UC President Napolitano visits campus, talks with students, staff, and faculty

UC President Janet Napolitano
UC President Janet Napolitano talks with members of the UCSC women's soccer team during visit to the Cowell College dining hall Thursday. (Photos by Carolyn Lagattuta)
UC President Janet Napolitano
Special Collections director Beth Remak-Honnef points out some student work on display during Napolitano's visit to McHenry Library as Chancellor Blumenthal looks on.
Napolitano talks with Mike Bolte, professor of astronomy and astrophysics, before attending a presentation at the Center for Adaptive Optics.
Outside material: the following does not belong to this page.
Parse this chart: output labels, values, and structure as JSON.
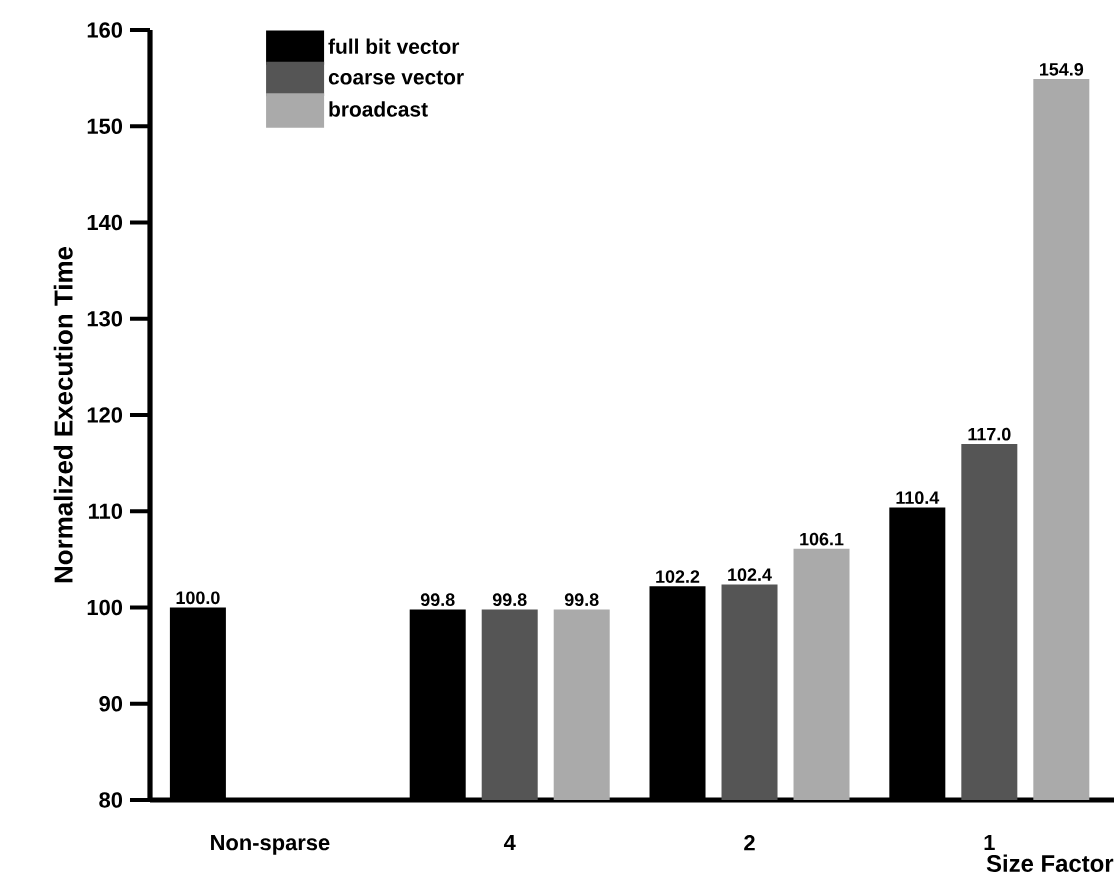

Janet Napolitano, the new University of California president, visited UC Santa Cruz for two days of talks with students, staff and faculty, and to participate in the public launch of UCSC's first comprehensive fundraising campaign.

It's the fourth UC campus visit for Napolitano, who assumed office September 30. She arrived Thursday afternoon and left Friday around 4 p.m. She toured the campus, talked with students at Cowell College, heard a presentation on adaptive optics on Science Hill, and visited the Grateful Dead Archive and Special Collections at McHenry Library.

Napolitano is the 20th president of the University of California and the first woman president in UC's 145 year-history. UC Regents appointed her July 18.

Thursday evening she attended the Ed Talks presentation in downtown Santa Cruz with Chancellor Blumenthal and stayed afterward for 45 minutes talking with Mayor Hilary Bryant and other guests from UCSC and Santa Cruz.  

Friday, she held back-to-back morning meetings with members of the Academic Senate, Staff Advisory Board, and student leaders with the Student Union Assembly and Graduate Students Association. She was scheduled to hold a private meeting Friday afternoon with approximately 20 California Dream Act students who aren't U.S. citizens and don't have immigration documents.

"My biggest impression is she really listens," said chemistry professor and Academic Senate chair Joe Konopelski. "She doesn't talk much; she listens, she's like a sponge. She made a very positive impression," he said.

Napolitano said she plans to visit all 10 UC campuses in her first months on the job to learn about each university and listen to its constituents.

Shaz Umer, chair of the Student Union Assembly, said Napolitano immediately asked what student life was on campus. "She's very willing to learn and listen," said Umer (Merrill, '14), a double major in Earth and Planetary sciences and politics.

Speaking at a luncheon Friday to launch UCSC's first comprehensive campaign, Napolitano praised the campus's location, facilities, and people. She described her visits Thursday including Bay Tree Bookstore to buy a chocolate slug and a visit to the Seymour Discovery Center Friday morning.

"They were going to let me pet a shark," she said. "But I just came from Washington; I chose a dolphin instead."

An earlier visit with the executive committee of the UCSC Staff Advisory Board "went really well," said chair Fiona Weigant. "She's down to earth and was sincere in listening to staff issues about salaries, workload, and retention." Napolitano also expressed interest in improving communication between the Office of the President and individual campuses and making UC a good place to work, Weigant said.
"She was very open minded and interested in our concerns," said Cameron Alston, a Ph.D. student in computer science who chairs the Graduate Student Assembly. "I'm excited about the new leadership."

In her remarks at lunch, Napolitano highlighted UCSC's tradition of interdisciplinary research and described "a most inspiring walk through McHenry Library" where she saw students working in teams and other students "actually studying." She also noted the power of philanthropy.

"I want to make that public case for our public university," she said.